Chinese Vice Foreign Minister Cui Tiankai said it would be best if the United States stayed out of the long-standing disputes, but acknowledged that Washington has an interest in freedom of navigation in sea lanes that are vital to trade.
“If the United States does want to play a role, it may counsel restraint to those countries that have frequently been taking provocative action and ask them to be more responsible in their behavior,” Mr. Cui said at a briefing. “I believe that individual countries are actually playing with fire, and I hope that fire will not be drawn to the United States.”
Cartel leader sought alliance with rivals
MEXICO CITY — A cultlike drug cartel that challenged a rival gang by rolling five severed heads onto a disco dance floor in western Mexico was so divided and cash-strapped of late that it sought to form an alliance with that gang, police officials said Wednesday.

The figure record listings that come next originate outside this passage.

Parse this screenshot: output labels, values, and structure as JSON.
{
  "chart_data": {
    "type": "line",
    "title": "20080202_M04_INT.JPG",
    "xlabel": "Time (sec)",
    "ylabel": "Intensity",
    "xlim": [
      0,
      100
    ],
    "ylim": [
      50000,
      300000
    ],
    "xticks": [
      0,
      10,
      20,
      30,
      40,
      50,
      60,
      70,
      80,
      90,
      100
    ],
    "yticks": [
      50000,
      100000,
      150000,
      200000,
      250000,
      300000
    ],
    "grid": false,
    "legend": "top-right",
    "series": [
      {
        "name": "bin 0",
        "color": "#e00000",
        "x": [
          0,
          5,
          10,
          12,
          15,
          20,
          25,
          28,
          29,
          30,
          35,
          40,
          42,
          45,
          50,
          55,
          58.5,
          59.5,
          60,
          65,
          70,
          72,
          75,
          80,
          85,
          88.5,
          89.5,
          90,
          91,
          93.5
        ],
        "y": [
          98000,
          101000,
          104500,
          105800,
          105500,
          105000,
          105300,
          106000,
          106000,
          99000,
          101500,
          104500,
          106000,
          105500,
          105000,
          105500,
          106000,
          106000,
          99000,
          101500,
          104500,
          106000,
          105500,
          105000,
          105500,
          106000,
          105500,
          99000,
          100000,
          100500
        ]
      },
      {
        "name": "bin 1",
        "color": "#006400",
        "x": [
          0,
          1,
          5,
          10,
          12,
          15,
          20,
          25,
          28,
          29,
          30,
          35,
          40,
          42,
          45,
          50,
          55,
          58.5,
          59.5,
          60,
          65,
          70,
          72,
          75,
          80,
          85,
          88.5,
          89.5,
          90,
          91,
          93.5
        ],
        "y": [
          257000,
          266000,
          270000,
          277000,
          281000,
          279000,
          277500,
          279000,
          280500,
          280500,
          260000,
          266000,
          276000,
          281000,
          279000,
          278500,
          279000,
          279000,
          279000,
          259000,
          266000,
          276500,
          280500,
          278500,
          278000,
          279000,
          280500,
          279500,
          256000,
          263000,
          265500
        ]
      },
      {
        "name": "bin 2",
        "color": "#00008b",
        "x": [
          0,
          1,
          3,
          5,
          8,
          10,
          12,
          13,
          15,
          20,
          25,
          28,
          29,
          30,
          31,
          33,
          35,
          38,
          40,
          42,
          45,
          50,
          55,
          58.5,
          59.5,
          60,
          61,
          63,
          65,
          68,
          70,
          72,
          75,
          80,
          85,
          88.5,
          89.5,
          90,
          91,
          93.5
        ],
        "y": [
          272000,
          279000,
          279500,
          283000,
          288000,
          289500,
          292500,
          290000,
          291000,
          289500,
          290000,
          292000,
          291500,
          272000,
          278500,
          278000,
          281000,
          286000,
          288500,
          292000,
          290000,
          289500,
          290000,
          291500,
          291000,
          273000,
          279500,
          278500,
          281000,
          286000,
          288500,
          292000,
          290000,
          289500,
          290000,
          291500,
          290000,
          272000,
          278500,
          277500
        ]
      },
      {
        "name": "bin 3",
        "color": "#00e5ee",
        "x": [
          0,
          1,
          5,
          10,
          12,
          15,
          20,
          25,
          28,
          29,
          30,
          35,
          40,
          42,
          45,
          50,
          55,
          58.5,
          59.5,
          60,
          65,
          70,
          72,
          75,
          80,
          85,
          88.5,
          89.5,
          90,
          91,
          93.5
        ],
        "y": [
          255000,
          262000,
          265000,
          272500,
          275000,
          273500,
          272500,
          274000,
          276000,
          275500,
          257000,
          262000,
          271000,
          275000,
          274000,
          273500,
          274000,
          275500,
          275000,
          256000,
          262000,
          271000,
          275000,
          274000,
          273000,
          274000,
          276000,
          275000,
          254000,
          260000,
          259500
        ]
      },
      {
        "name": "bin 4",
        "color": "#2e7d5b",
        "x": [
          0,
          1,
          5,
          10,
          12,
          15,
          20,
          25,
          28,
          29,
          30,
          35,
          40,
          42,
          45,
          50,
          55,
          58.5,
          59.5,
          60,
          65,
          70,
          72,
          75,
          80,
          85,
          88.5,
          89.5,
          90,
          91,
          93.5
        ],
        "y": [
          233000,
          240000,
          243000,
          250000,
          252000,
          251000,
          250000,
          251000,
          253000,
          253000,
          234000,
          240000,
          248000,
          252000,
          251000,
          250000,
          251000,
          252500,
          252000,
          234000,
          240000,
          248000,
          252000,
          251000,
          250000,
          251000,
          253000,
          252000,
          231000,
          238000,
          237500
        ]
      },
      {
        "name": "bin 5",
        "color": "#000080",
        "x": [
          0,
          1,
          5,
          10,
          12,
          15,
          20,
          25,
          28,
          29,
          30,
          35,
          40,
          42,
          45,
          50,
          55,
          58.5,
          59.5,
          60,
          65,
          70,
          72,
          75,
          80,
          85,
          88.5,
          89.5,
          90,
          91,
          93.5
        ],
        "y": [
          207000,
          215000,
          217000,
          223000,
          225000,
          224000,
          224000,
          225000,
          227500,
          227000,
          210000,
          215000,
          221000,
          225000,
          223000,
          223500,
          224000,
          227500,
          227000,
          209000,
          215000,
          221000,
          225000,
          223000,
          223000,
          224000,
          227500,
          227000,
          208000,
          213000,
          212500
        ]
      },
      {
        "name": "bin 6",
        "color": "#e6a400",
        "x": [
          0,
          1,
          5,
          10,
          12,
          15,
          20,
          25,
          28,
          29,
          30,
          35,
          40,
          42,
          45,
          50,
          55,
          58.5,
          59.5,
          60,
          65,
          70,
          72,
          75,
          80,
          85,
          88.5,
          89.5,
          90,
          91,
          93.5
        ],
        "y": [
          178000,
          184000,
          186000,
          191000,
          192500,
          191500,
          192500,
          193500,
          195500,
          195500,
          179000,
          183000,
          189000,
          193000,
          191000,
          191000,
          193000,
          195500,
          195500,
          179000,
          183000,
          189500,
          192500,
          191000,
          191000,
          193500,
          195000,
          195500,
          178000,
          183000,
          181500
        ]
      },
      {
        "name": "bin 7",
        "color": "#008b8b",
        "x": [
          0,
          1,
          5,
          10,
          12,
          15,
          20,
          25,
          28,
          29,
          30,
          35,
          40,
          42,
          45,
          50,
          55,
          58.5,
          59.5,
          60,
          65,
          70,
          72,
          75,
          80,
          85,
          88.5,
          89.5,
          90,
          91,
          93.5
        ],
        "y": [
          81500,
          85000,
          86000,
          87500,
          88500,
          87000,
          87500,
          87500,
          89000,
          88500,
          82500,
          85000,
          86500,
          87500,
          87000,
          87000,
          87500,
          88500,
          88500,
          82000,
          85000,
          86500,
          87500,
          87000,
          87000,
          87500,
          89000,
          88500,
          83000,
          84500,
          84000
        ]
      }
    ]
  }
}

La Familia gang leader Jose de Jesus Mendez Vargas was looking for support from the Zetas drug gang to fight splinter cells within his own organization, said Ramon Pequeno, chief of the federal counternarcotics police.
Mr. Mendez Vargas, alias El Chango, or “The Monkey,” was arrested Tuesday in the central state of Aguascalientes, where he was hiding. He was paraded before reporters in Mexico City on Wednesday.
He also is wanted in the U.S. in connection with drug-related crimes, Federal Police Commissioner Facundo Rosas said at a news conference. He didn’t elaborate.
Mr. Mendez Vargas worked for the Gulf cartel in the western state of Michoacan before he and other drug traffickers defected to form La Familia, which began a bloody battle for control of the state in 2006.
Lawmakers to debate ban on ritual slaughter
THE HAGUE — Centrist Dutch lawmakers worked behind the scenes Wednesday to amend legislation that would outlaw centuries-old Jewish and Muslim traditions of slaughtering animals.